Tim Eyman’s latest charge against state officialdom sounds like a bombshell.
The state’s most prolific initiative peddler e-mailed his supporters and the press last week to allege that the “Secretary of State has been perpetuating a fraud.”
Pretty strong words, even for the hyperbolic Eyman.
He claims that Sam Reed is lying when he says that referendum and initiative petitions and the names on them have long been considered public documents in this state. (Reed’s comments came in the wake of a legal challenge to the release of petitions related to Referendum 71, the effort to overturn the state’s “everything but marriage” law for same-sex couples.)
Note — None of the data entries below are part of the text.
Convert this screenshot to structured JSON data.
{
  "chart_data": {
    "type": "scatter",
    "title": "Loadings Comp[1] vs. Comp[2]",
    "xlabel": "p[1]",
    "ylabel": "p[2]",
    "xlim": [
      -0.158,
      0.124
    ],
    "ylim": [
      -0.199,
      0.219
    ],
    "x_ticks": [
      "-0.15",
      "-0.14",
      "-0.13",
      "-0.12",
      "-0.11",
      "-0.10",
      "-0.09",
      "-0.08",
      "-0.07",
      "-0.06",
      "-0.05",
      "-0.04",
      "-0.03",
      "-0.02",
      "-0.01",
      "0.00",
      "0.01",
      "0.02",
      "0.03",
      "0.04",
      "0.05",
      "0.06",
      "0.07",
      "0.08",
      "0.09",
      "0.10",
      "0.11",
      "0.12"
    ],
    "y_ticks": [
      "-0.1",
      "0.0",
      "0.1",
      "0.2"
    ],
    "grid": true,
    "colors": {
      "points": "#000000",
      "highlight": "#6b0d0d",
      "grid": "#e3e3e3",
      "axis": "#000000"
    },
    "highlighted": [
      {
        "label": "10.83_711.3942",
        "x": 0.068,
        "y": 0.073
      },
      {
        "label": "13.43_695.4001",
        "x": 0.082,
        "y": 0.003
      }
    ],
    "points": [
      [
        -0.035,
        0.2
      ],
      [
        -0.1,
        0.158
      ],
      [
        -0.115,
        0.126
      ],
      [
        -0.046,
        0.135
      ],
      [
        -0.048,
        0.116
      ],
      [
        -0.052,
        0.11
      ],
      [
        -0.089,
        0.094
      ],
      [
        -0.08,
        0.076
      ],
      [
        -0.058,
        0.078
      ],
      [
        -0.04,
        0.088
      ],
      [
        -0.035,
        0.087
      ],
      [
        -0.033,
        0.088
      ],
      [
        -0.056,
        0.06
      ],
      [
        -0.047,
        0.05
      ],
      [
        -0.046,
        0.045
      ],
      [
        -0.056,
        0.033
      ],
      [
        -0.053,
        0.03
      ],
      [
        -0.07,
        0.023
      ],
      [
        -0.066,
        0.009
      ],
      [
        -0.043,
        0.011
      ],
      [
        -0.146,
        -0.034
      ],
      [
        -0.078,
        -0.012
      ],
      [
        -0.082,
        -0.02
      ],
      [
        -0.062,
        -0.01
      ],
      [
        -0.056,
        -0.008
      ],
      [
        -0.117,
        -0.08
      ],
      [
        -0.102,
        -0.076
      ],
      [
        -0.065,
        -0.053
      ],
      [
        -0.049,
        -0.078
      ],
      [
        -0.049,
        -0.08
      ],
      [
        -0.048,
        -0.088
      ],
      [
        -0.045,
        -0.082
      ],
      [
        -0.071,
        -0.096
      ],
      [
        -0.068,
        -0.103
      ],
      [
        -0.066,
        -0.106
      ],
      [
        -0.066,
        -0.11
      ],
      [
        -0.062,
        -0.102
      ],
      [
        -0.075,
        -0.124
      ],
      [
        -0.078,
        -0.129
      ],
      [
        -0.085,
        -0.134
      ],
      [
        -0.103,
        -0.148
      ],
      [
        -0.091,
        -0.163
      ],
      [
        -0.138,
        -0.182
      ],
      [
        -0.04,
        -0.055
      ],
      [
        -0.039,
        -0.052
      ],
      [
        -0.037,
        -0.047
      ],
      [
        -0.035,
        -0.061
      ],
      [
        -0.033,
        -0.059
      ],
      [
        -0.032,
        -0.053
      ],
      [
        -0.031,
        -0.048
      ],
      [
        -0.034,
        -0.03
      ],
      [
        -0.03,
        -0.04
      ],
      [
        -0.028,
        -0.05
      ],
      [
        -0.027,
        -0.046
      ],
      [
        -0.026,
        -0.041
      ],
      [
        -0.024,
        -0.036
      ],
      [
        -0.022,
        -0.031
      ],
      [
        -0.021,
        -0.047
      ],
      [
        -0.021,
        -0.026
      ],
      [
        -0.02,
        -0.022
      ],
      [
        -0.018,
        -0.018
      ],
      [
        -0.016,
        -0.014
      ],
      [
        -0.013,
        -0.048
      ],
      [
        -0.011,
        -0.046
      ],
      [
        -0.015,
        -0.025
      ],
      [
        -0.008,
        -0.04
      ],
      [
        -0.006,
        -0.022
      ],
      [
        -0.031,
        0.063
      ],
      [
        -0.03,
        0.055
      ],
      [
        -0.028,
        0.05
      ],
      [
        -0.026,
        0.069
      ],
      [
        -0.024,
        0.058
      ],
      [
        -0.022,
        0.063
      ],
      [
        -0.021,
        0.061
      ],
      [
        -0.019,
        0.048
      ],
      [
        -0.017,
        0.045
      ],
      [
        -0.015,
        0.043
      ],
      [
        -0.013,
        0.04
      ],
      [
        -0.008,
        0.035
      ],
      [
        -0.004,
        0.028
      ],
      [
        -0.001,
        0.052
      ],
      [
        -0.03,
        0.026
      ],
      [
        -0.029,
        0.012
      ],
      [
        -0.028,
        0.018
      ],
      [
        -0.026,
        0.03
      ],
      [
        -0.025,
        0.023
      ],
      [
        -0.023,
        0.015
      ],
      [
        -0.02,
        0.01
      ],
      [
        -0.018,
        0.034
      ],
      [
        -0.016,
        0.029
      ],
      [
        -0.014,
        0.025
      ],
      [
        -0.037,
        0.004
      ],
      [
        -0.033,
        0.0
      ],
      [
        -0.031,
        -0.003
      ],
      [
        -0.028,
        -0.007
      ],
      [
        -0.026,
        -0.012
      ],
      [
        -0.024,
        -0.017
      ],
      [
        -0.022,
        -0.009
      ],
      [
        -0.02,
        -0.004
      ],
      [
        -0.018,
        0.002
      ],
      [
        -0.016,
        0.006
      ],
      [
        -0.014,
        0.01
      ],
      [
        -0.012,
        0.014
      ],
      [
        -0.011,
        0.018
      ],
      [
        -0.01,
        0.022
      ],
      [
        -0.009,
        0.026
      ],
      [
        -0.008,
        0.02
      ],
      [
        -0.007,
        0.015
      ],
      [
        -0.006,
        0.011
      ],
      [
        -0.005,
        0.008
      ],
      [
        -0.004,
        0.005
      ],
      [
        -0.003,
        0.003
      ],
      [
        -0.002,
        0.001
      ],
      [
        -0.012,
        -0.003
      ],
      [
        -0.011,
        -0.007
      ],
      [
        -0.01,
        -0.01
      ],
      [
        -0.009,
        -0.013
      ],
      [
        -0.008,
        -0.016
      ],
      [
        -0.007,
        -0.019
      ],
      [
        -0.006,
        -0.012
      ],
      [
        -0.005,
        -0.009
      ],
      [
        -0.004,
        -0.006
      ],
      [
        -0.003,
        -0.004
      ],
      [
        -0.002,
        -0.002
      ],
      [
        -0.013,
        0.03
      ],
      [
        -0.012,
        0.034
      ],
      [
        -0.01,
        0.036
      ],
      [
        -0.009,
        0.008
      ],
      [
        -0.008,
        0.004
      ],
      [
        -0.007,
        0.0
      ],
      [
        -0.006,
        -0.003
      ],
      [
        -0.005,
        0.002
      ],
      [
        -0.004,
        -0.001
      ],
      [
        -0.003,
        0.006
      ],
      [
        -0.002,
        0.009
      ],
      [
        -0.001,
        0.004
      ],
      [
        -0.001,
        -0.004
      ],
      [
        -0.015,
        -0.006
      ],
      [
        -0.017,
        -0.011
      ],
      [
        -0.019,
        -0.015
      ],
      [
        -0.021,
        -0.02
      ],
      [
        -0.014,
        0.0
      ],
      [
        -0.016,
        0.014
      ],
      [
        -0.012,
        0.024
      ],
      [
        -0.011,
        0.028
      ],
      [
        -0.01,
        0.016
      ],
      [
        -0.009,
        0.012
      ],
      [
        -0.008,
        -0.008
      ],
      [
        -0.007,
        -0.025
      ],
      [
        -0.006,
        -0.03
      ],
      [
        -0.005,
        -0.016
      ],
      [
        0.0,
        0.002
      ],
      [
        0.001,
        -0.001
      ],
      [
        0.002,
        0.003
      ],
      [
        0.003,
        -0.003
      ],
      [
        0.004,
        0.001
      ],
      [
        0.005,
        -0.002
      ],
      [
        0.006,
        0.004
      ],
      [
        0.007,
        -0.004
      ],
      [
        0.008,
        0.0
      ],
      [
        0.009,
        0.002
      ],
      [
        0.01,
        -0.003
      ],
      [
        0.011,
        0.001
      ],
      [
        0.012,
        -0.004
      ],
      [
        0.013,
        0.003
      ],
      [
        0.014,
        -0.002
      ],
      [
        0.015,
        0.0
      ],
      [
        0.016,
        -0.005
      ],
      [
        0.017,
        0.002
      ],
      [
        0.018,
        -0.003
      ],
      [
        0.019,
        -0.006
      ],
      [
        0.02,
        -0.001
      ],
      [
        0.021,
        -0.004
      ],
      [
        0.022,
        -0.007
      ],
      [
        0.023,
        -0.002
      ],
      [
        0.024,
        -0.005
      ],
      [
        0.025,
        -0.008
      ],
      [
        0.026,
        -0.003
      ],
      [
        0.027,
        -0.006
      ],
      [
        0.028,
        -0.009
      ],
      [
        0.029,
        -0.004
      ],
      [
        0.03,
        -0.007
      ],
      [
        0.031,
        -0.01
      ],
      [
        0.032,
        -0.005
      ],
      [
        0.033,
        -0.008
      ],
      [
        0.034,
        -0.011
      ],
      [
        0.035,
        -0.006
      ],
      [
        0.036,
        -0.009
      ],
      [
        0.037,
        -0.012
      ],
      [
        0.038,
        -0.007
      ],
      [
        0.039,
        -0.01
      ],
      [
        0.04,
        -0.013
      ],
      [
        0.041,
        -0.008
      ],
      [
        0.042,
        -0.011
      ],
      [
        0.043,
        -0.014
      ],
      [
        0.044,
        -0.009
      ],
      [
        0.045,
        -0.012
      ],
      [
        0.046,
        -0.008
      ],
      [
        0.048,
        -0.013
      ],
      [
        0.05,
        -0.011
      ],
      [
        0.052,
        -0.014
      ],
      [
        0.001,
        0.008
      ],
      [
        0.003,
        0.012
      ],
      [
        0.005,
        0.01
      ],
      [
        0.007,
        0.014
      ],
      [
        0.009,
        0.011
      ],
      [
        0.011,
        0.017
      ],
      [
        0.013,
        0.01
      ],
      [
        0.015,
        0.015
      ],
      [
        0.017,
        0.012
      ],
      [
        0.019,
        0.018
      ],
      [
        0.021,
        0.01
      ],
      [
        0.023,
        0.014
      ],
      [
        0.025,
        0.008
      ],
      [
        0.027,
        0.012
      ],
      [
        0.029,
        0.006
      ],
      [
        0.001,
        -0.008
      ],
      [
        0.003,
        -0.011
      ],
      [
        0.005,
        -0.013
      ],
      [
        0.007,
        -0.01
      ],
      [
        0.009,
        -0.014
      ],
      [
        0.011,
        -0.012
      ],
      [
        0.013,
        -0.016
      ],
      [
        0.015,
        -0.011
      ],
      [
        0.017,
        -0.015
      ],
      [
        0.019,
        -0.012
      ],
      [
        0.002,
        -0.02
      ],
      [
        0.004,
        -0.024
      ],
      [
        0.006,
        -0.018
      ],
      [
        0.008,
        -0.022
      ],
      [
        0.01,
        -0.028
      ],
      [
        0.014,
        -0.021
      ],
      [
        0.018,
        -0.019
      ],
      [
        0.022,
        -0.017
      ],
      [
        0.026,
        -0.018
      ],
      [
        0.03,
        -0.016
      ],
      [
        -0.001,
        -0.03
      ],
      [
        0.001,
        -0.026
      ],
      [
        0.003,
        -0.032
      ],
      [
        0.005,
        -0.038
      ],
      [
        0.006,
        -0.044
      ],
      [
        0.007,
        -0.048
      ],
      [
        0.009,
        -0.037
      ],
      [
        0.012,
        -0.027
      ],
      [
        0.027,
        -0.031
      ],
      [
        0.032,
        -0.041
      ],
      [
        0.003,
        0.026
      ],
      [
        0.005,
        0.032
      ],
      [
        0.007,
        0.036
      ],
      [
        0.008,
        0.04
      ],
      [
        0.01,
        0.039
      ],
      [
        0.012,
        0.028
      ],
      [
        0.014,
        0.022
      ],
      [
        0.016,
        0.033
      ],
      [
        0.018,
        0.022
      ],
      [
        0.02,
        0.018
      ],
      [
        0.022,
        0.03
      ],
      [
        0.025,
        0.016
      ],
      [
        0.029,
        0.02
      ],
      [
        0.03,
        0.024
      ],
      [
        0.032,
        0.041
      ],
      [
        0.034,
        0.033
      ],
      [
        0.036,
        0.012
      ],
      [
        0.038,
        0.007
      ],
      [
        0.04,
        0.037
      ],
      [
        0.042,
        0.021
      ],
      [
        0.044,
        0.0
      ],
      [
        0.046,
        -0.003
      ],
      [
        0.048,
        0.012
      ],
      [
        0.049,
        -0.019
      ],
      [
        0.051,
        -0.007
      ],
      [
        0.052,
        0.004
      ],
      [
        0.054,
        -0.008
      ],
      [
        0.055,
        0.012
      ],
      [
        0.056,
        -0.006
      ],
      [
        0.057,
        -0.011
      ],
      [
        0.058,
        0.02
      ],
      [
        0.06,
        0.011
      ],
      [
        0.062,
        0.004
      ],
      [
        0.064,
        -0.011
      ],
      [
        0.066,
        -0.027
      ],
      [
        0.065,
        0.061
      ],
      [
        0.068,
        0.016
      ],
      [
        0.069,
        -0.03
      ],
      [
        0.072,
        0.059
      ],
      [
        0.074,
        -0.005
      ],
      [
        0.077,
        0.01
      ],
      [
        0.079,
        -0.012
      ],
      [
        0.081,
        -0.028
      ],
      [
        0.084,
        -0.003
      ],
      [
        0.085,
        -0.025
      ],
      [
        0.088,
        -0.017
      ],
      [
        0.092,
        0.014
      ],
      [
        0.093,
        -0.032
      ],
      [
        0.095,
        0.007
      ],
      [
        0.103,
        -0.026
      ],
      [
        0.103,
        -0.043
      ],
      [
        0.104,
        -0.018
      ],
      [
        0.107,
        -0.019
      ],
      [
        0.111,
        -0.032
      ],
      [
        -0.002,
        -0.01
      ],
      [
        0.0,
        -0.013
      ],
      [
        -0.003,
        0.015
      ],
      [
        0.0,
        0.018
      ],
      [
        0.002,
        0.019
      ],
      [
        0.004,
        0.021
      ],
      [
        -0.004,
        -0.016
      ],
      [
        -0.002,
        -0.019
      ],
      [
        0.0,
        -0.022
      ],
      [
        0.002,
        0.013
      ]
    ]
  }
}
The problem is, this is a sideshow. The dispute over Washington public records law is effectively settled, as it pertains to petitions. The main show lies in federal court, and it revolves around the Constitution.
The secretary of state’s office has indeed been wrong to the extent that it has suggested the release of petitions has been standard practice in Washington. As Eyman asserts, none were released until three years ago, starting with Initiative 917 – the “Save Our $30 Tabs” measure. But the idea wasn’t to spank Eyman personally.
The secretary of state’s office in fact did not release petitions until 2006. The reason, between 1998 and 2006, appears to have been technology, not a vendetta against Eyman.
Before 2006, state archivists stored petition copies on microfilm – not digital CD-ROMs – and charged a fee of 10 cents a sheet for copies of initiative petitions, which could ring up fast. It could have cost thousands of dollars for paper copies of the petitions for a successful initiative. According to the staff, no one followed through on such an expensive request.
After what seem to have been endless deliberations by state archivists, the state in 2005 finally adopted a digital standard of record storage – hence the availability of cheap, data-packed CDs in 2006.
Another fact in Eyman’s claim: Prior to 1998 – even had anyone been willing to pay the bill – the secretary o f state’s office would not have voluntarily released petition signers’ personal information.
The reason: Reed’s predecessors read the law differently. Like Eyman, they believed the limited privacy protections in the public records act barred access to the names of those who signed initiative and referendum petitions.
A 1998 attorney general’s opinion concluded that the law all along compelled disclosure – even if earlier state officials hadn’t been following it. Washington’s open records policy clearly states that privacy concerns cannot bar the release of a government document unless the information is “highly offensive to a reasonable person” and “not of legitimate concern to the public.”
Any attempt to meet that two-prong test with referendum petitions would inevitably fail. Public disclosure of petitions and the names on them is vital to independent scrutiny of their handling and verification by government officials.
The real legal fight over the release of R-71 petitions isn’t about whether state law is being read correctly; it’s about whether that law conflicts with the First Amendment. One federal judge has already tentatively concluded that it does.
That’s got nothing to do with conspiracies against anti-tax initiatives or other shenanigans in the secretary of state’s office.